As the court date loomed, I contacted B&Q to try and ascertain whether settlement would be forthcoming. However, it seemed that B&Q had focused their attention on my case and they wanted to see me in court. And they did.
I arrived at Newbury County Court at 11am on the hearing date and the Trading Law Manager of B&Q arrived moments later. I would have thought she would have introduced herself but we sat in stony silence for half an hour until ‘Beckett V B&Q to court’ was announced over the tannoy.
Sat on opposite sides of the room, I witnessed the defence team of the largest DIY retailer in the UK reach into her duffle bag to pull out the bulk of my comments made on the MSE forum and some other papers. The Judge then invited me to recall why I was claiming and during my monologue, I covered the Sale of Goods Act and how I believed a contract had been formed between the defendant and I.

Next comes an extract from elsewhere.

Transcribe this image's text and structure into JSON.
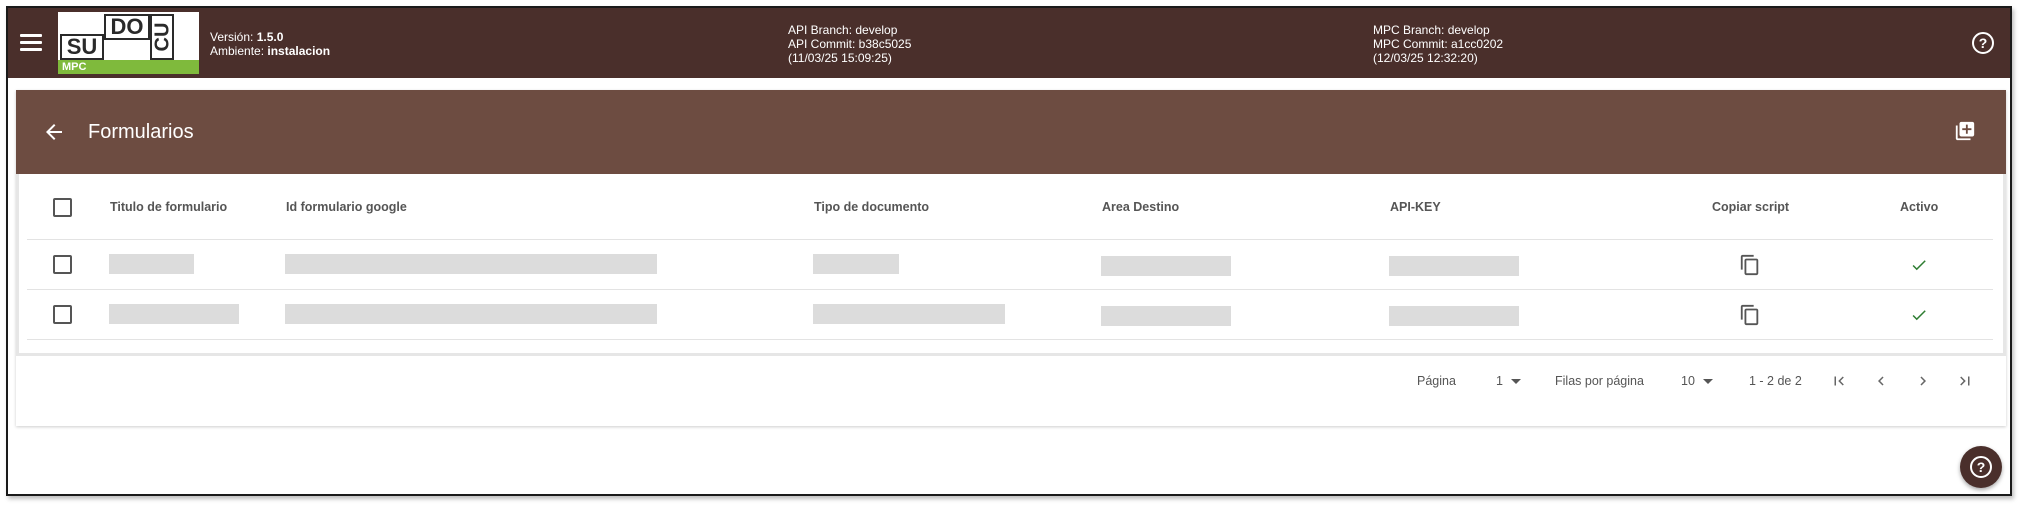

I then talked about the term discretion, the one point which I will claim to have made up myself and the one point that I feel was pivotal to the whole case. Did B&Q not supply me at their discretion? I argued that the term 'discretion' meant that there was a choice between more than one outcomes and I stated if B&Q did not have any stock, surely they couldn’t then decide whether or not to supply the dishwasher as there weren’t any. If B&Q had no choice in the matter, how could discretion be used? B&Q then had to admit only seven dishwashers were available at the offer price and no more stock could be obtained.

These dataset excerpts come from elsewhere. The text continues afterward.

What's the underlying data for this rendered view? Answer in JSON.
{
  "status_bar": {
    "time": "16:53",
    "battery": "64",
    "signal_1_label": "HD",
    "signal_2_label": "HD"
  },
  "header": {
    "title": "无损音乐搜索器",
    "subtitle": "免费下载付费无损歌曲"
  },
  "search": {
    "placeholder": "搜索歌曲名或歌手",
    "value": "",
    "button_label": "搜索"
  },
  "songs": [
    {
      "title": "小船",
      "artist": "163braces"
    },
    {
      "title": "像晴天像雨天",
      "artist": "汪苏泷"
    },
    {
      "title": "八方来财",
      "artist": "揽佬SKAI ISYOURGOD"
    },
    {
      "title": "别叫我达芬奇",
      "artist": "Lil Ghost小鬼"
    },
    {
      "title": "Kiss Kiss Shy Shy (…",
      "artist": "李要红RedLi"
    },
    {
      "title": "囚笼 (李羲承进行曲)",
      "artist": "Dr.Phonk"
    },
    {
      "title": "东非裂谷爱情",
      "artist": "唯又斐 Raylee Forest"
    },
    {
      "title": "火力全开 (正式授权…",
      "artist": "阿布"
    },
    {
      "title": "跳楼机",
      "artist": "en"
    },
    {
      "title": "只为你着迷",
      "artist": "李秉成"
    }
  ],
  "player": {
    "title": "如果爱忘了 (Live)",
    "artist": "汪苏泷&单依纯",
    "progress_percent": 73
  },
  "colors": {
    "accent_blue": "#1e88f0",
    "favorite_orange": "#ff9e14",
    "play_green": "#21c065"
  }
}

B&Q were then given the chance to respond and they could only agree with my chain of events. The forum posts were mentioned in passing, but I felt that the defence had given up on that argument as none of the comments I had posted were read out, despite them all being neatly highlighted and marked with colourful post it notes. B&Q admitted errors were made and more stock sold than was available but also stated they could supply at their discretion. The judge backed up my argument and when we were sent out for the judge to consider her decision, I felt positive.
After 15 minutes the tannoy announced to the waiting room that Beckett V B&Q were due back. As we sat in our seats listening to the judge summing up, her final words brought joy – I find in favour of Mr Beckett. At last, a victory for the consumer but a PR gamble gone wrong for B&Q.
As we walked out of court, I approached the Trading Law Manager and I asked her whether I should wait to hear from B&Q before making the decision public, afterall a judgment this bad would have warranted a damage limitation plan B? No. Instead B&Q replied “you can do what you like Mr Beckett”.
In view of this case, I have now taken to helping other disappointed B&Q customers claim for their loss of bargain and I am confident that B&Q will not wish to repeat the Beckett V B&Q case.